Os animais foram submetidos ao Teste do Espelho e alguns deles conseguiram identificar quando havia algo errado na sua aparência
Cientistas da Universidade do Texas, dos Estados Unidos, descobriram que os ratos, assim como os humanos e os chimpanzés, são capazes de reconhecer os seus próprios reflexos em um espelho. Os investigadores fizeram com eles o Teste do Espelho, um padrão que muitas vezes se acredita ser um sinal de autoconsciência. No experimento, eles anestesiaram vários ratos pretos e pintaram algumas manchas com tinta branca em suas cabeças. Na sequência, os animais foram colocados em frente ao espelho e se observou que eles passaram mais tempo se olhando para conseguirem se limpar.

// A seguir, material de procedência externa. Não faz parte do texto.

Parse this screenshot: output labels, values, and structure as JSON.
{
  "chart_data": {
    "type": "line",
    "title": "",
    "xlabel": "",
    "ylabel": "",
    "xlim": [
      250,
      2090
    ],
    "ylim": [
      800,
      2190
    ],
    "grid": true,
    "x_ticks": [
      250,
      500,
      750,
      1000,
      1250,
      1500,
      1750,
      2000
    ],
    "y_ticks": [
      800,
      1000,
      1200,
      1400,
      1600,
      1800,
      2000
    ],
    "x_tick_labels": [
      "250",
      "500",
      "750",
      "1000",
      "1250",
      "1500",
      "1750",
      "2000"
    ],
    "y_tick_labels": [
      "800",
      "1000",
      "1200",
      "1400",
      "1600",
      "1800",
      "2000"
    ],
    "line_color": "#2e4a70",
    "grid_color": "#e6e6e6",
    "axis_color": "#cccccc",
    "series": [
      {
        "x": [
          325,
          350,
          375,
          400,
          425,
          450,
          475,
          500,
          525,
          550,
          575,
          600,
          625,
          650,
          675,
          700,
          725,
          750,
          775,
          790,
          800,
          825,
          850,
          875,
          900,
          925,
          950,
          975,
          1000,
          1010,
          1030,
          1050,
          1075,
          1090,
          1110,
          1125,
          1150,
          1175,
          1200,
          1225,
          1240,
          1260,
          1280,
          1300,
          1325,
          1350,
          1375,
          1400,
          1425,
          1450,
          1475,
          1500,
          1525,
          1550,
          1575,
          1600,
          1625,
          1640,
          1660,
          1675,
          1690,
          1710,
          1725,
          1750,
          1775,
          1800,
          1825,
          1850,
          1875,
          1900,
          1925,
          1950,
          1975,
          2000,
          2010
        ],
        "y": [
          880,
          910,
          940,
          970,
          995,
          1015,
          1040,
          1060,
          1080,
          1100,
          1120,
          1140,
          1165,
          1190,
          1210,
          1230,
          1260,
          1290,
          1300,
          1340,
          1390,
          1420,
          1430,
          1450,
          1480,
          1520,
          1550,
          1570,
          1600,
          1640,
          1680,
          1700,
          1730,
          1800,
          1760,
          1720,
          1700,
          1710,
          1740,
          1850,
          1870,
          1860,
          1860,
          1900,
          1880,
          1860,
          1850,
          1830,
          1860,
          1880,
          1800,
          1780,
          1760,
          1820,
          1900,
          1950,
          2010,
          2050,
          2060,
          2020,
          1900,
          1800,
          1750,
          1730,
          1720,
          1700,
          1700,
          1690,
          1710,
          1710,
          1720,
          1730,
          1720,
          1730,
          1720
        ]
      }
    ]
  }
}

Mas isso aconteceu apenas em circunstâncias específicas. Por exemplo, os ratos só tentavam remover a tinta quando a mancha era bastante grande e tinha uma cor diferente do pelo, o que sugere que estavam realmente vendo que algo estava diferente em sua aparência.
Além disso, os roedores que buscaram remover a pintura foram os que tinham passado algum tempo perto de espelhos e foram criados perto de ratos parecidos com eles. Ratos pretos que foram isolados após o desmame ou criados na companhia de ratos brancos não tentaram remover as marcas da cabeça, mesmo quando elas eram da cor e do tamanho certos.
Para os pesquisadores, isso é um sinal de que o autorreconhecimento e a autoconsciência têm um elemento social. Para entender melhor esse efeito, eles realizaram tomografias cerebrais para analisar os cérebros dos animais enquanto eles se olhavam no espelho.
As varreduras revelaram que um conjunto de neurônios no hipocampo – uma estrutura profunda no cérebro – foi ativado quando os ratos se viram no espelho. Porém, sem socialização, esses neurônios não conseguem se desenvolver.
“Para formar a memória episódica, por exemplo, de eventos da nossa vida diária, os cérebros formam e armazenam informações sobre onde, o quê, quando e quem, e o componente mais importante é auto informação ou status”, disse o autor sênior do trabalho, Takashi Kitamura, ao DailyMail.
O autor principal do estudo, Jun Yokose acrescentou: “Os ratos necessitaram de sinais sensoriais externos significativos para passar no teste do espelho – temos que colocar muita tinta em suas cabeças, e então o estímulo tátil vindo da tinta de alguma forma permite que o animal detecta a tinta em suas cabeças por meio de um reflexo no espelho. Chimpanzés e humanos não precisam de nenhum desses estímulos extras”.